So what has happened to these permissive societies?

Well, that is where the role of the West comes in. When foreign powers started to influence the African and Asian continents, they were not the countries we now know. Patriarchy was even stronger than nowadays; capitalism was widening class and gender inequalities and Christianity was the backbone of their societies constraining norms and morals. Same-sex relationships were largely stigmatized, if not considered illegal (the UK legalized it only in 1967). The West had a very clear definition of homosexuality as designing a particular type of person, a deviant type , and that concept was imported as they engaged in colonization. This change in perception was a turning point in the Islamic world as the taboo on same-sex love became a common thing. For example, it wasn’t until the 1850s when European criticism of the permissive sexual norms in Ottoman society multiplied, that homoeroticism started to be controversial in the Empire . However, authorities still decriminalized homosexuality for as far as 1858 through the then Tanzimat reforms, over 100 years before the USA and the UK.
Furthermore, following independence and the formation of new states worldwide, many countries kept the Civil Code and Penal Code inherited by their formal European occupiers, this is particularly the case of English former colonies where same-sex relationships were legally criminalized. As the issues of the LGBTIQ+ communities were not set as a priority in the SWANA region following independence, the laws were never reformed in most of the states. After their self-determination, Jordan and Bahrain were the only countries to get rid of homophobic laws, even before Britain.
Nowadays, the general opinion in Arab societies is that homosexuality and transgenderism are wrong, haram, and a Western import. But that is not true. It is conservative views on homosexuality and more generally homophobia that are a Western import, not the opposite. As Islamic fundamentalism rose in the 1980s, LGBTIQ+ rights and visibility multiplied in the West. That is how the cultural gap widened, and the West and the East blaming one another was instrumentalized for political ends. Homosexuality became analogous to the West and repression associated with Islam. Both sides manipulated these ideas to gain popular support: Islamic movements blamed the West for the “flooding of ravaging moral decay” in their societies, as the Ayatollah of Iran stated in 2016 . Hizbollah’s leader, Hassan Nasrallah did not hesitate to reuse these words to express his worries concerning the increased visibility of the LGBTIQ+ community in Lebanon. Conversely, the West blamed Muslim majoritarian countries to be run by oppressive, conservative, and retrograde regimes.
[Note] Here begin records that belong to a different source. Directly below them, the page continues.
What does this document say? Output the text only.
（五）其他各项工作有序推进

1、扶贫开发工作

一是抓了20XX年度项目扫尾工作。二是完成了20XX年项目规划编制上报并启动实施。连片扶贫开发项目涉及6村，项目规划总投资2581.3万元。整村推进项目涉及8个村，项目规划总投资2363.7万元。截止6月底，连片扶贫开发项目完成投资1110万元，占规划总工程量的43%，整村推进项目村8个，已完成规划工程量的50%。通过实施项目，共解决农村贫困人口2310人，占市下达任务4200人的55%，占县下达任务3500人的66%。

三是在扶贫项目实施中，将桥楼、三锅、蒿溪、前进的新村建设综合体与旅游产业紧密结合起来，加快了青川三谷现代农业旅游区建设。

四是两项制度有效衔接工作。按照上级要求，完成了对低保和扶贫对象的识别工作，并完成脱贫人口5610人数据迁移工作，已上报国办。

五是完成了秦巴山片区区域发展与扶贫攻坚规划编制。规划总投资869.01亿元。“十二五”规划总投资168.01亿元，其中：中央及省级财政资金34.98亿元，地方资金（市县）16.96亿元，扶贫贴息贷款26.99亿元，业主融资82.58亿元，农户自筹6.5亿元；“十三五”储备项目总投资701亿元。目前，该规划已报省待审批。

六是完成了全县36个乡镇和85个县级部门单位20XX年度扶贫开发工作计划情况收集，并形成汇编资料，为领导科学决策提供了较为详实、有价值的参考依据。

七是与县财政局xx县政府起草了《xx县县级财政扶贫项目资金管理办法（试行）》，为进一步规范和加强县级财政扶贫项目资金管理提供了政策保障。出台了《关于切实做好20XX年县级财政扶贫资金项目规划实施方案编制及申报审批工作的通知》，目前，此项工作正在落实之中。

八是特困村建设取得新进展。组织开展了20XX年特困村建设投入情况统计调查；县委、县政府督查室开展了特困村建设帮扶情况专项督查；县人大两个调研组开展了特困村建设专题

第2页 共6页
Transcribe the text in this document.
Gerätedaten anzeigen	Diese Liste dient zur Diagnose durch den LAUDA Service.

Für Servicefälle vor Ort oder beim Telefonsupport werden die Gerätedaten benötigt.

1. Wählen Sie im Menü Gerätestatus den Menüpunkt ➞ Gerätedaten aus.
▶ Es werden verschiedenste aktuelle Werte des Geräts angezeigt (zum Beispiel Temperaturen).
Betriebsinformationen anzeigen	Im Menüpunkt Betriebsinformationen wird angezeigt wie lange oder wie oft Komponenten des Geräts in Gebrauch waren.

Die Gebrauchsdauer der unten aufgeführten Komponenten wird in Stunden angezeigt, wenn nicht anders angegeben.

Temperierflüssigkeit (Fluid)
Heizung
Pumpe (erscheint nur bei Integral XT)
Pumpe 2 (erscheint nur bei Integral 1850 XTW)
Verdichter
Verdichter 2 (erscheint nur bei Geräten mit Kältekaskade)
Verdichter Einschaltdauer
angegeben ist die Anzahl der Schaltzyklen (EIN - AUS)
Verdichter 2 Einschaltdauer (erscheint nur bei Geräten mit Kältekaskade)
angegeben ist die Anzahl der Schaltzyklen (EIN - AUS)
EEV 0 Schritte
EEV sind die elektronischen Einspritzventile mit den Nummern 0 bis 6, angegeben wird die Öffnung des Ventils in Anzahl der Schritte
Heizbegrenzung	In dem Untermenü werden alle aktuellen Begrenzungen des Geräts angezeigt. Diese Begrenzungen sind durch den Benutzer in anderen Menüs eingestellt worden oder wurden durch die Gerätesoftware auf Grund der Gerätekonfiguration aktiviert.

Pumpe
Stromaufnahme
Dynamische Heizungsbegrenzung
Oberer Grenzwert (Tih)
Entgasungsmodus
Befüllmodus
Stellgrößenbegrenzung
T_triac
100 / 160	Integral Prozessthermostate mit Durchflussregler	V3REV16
Maybe the current view on what it means to be LGBTIQ+, the labels and stereotypes associated with it, and the rights the community should benefit from in today’s society are a Western import, but it all ends at this limit . Same-sex relationships have always been a reality in the SWANA region and they will always be, whether the West intervenes or not. Because love does not have a gender, and desire does not have a sex; and this is and will remain universal.